For any other beginner out there, take care to assemble your sled on the flattest, truest surface you can find, as I keep hearing over and over again, spending more time here will pay off in the long run.
I made the "planer sled" and it works good. I fixed small blocks on each side of the cross bar to prevent any movement when planing or moving the jig around with a board. I used the jig with 8/4 and 6/4, 9" to 10" wide, hard maple for a dining table and six chairs. The jig save me a lot of time to get the fisrt flat surfaces of the boards. The down side is the heavy weight when returning to the infeed side. You must be carefull when it comes out the thickness planer if the board is shorter then the sled, because of the heavy weight it is a bit unstable and the last end may hit the knives of the planer, a roller outfeed stand is a must. I have a 15" thickness planer from General.
Very good jig, it's worthwhile
AGB/Galopin
Jock, if you were truly cheap, you'd ask yourself why the rubber tubing runs the length of the jig.
If you snip small pieces, you could get DOZENS of jigs or replacements out of one piece of surgical tubing.
THAT'S cheap. Others are merely contenders to the title. :)

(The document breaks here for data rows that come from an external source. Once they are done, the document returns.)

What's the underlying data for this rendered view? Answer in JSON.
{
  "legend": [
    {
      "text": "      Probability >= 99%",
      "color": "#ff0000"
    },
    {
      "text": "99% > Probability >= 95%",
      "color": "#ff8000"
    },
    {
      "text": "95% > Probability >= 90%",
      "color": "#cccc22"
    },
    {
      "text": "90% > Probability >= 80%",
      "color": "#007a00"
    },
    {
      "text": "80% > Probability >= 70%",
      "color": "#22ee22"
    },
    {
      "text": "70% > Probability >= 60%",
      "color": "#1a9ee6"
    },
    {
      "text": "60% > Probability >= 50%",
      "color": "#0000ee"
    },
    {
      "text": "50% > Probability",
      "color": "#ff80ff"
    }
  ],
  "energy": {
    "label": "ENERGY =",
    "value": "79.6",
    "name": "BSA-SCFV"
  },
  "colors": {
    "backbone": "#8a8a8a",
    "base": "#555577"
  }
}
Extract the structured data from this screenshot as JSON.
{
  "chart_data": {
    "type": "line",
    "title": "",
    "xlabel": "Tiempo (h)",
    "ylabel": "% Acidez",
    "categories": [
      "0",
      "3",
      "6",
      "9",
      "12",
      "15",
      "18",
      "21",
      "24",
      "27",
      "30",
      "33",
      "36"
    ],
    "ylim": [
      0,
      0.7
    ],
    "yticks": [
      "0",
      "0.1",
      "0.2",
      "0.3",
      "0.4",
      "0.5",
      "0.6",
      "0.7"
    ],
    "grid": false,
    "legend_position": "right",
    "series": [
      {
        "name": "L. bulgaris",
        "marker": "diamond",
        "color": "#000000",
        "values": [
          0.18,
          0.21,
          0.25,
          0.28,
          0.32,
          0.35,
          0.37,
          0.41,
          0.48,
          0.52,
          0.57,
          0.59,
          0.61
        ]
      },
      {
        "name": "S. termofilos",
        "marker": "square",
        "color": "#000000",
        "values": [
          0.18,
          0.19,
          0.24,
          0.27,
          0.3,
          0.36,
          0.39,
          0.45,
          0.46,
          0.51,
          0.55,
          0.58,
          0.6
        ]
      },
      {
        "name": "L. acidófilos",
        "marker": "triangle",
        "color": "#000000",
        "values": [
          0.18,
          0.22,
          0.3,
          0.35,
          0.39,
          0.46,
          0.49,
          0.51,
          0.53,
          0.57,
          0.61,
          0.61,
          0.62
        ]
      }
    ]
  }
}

me neither but i wish i had the plans for making it so i could try it.Sounds like a great money saver
deAngelo: The FW video addresses the issue of weight transfer - it is a real consideration - but as you watch him process a board you will see he has a practical, if hard work, solution for weighty wood transfers.
Jammersix: The 'rope' is a bungy cord not surgical tubing which I would think would be too weak for this task over the long term.
Dusty9: Modifying this article/video into plans should be very straightforward.
https://www.finewoodworking.com/.../SkillsAndTechniquesArticle.aspx?id=5245
the address for seeinig this jig in action doesn't come up on my comp. But as i look at it over the months,i hope to figure it out by looking at the pictures,and discerning the whole idea.Thanks.
Dusty9
Sorry the link didn't work - try a search under . . . A Planer Sled for Milling Lumber - it came right up at the top of the list for me
Jock
Here's the correct URL for that video:
https://www.finewoodworking.com/SkillsAndTechniques/SkillsAndTechniquesArticle.aspx?id=5245
Great contribution, BTW.
PapaBear
Just cleaned up 160 board feet of white oak with this sled. Now moving on to my router table with a spiral bit clean my edges.. fantastic jig!
I had a crack at making this sled for my home small thicknesser, I made the 15 degree inserts (that adjust the height)to thin and therfore when the board goes through the thicknesser the board moves and the jig doesn't work. I will have to make the supports out of thicker material...just a comment for those who want to make this jig.
I had a crack at making this sled for my home small thicknesser, I made the 15 degree inserts (that adjust the height)to thin and therfore when the board goes through the thicknesser the board moves and the jig doesn't work. I will have to make the supports out of thicker material...just a comment for those who want to make this jig.